But then if your sensor fails to record a measurement don't you end up with NULL for that row's temperature_id?
LogEntry(LogEntryId, Date)
Temperature(TemperatureId, LogEntryId, DegreesF)
If there is no temperature measured, then you don't create a record in Temperature.
I mean sure, you could do yet another table. But honestly that level of normalization is much more work than it's worth. Just because it's some academic definition doesn't make it right.
> But honestly that level of normalization is much more work than it's worth
Yes. I question whether it's worth anything to begin with.
I wonder who first added that macro? Was it there from the beginning?
Just random thoughts...
Which is why I continue to be such an ORM skeptic. I agree that they're convenient. But I do worry that we've now got an entire generation of engineers who regularly interact with relational databases, but have largely been spared the effort of learning how they actually work.
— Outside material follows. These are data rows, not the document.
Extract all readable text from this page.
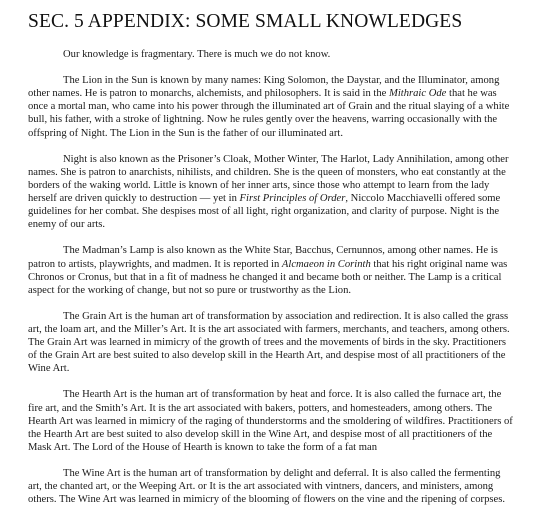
SEC. 5 APPENDIX: SOME SMALL KNOWLEDGES

Our knowledge is fragmentary. There is much we do not know.

The Lion in the Sun is known by many names: King Solomon, the Daystar, and the Illuminator, among other names. He is patron to monarchs, alchemists, and philosophers. It is said in the Mithraic Ode that he was once a mortal man, who came into his power through the illuminated art of Grain and the ritual slaying of a white bull, his father, with a stroke of lightning. Now he rules gently over the heavens, warring occasionally with the offspring of Night. The Lion in the Sun is the father of our illuminated art.

Night is also known as the Prisoner’s Cloak, Mother Winter, The Harlot, Lady Annihilation, among other names. She is patron to anarchists, nihilists, and children. She is the queen of monsters, who eat constantly at the borders of the waking world. Little is known of her inner arts, since those who attempt to learn from the lady herself are driven quickly to destruction — yet in First Principles of Order, Niccolo Macchiavelli offered some guidelines for her combat. She despises most of all light, right organization, and clarity of purpose. Night is the enemy of our arts.

The Madman’s Lamp is also known as the White Star, Bacchus, Cernunnos, among other names. He is patron to artists, playwrights, and madmen. It is reported in Alcmaeon in Corinth that his right original name was Chronos or Cronus, but that in a fit of madness he changed it and became both or neither. The Lamp is a critical aspect for the working of change, but not so pure or trustworthy as the Lion.

The Grain Art is the human art of transformation by association and redirection. It is also called the grass art, the loam art, and the Miller’s Art. It is the art associated with farmers, merchants, and teachers, among others. The Grain Art was learned in mimicry of the growth of trees and the movements of birds in the sky. Practitioners of the Grain Art are best suited to also develop skill in the Hearth Art, and despise most of all practitioners of the Wine Art.

The Hearth Art is the human art of transformation by heat and force. It is also called the furnace art, the fire art, and the Smith’s Art. It is the art associated with bakers, potters, and homesteaders, among others. The Hearth Art was learned in mimicry of the raging of thunderstorms and the smoldering of wildfires. Practitioners of the Hearth Art are best suited to also develop skill in the Wine Art, and despise most of all practitioners of the Mask Art. The Lord of the House of Hearth is known to take the form of a fat man

The Wine Art is the human art of transformation by delight and deferral. It is also called the fermenting art, the chanted art, or the Weeping Art. or It is the art associated with vintners, dancers, and ministers, among others. The Wine Art was learned in mimicry of the blooming of flowers on the vine and the ripening of corpses.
As another commenter pointed out, if you've learned basic relational algebra then the way SQL nulls behave seems obvious and logically consistent. The logic is the same as the logic behind the comparison rules for NaN in IEEE floats. It's the behavior of C-style nulls that is, always and forever, a billion-dollar mistake.
That's an important one. It would be super nice to have a SQL dialect that works more like LINQ where you can compose your queries easily. I always hate it when I have to write SQL directly. It's super powerful but the syntax just isn't designed well. To me it feels like a throwback to the good old FORTRAN or COBOL days: you can get stuff done but modern languages are so much better.
But this has never been their primary purpose and it's not what they are good at. ORMs are supposed to map the relational model into an object oriented model so that you can work with objects rather than sets of tuples. And that's exactly how people use them.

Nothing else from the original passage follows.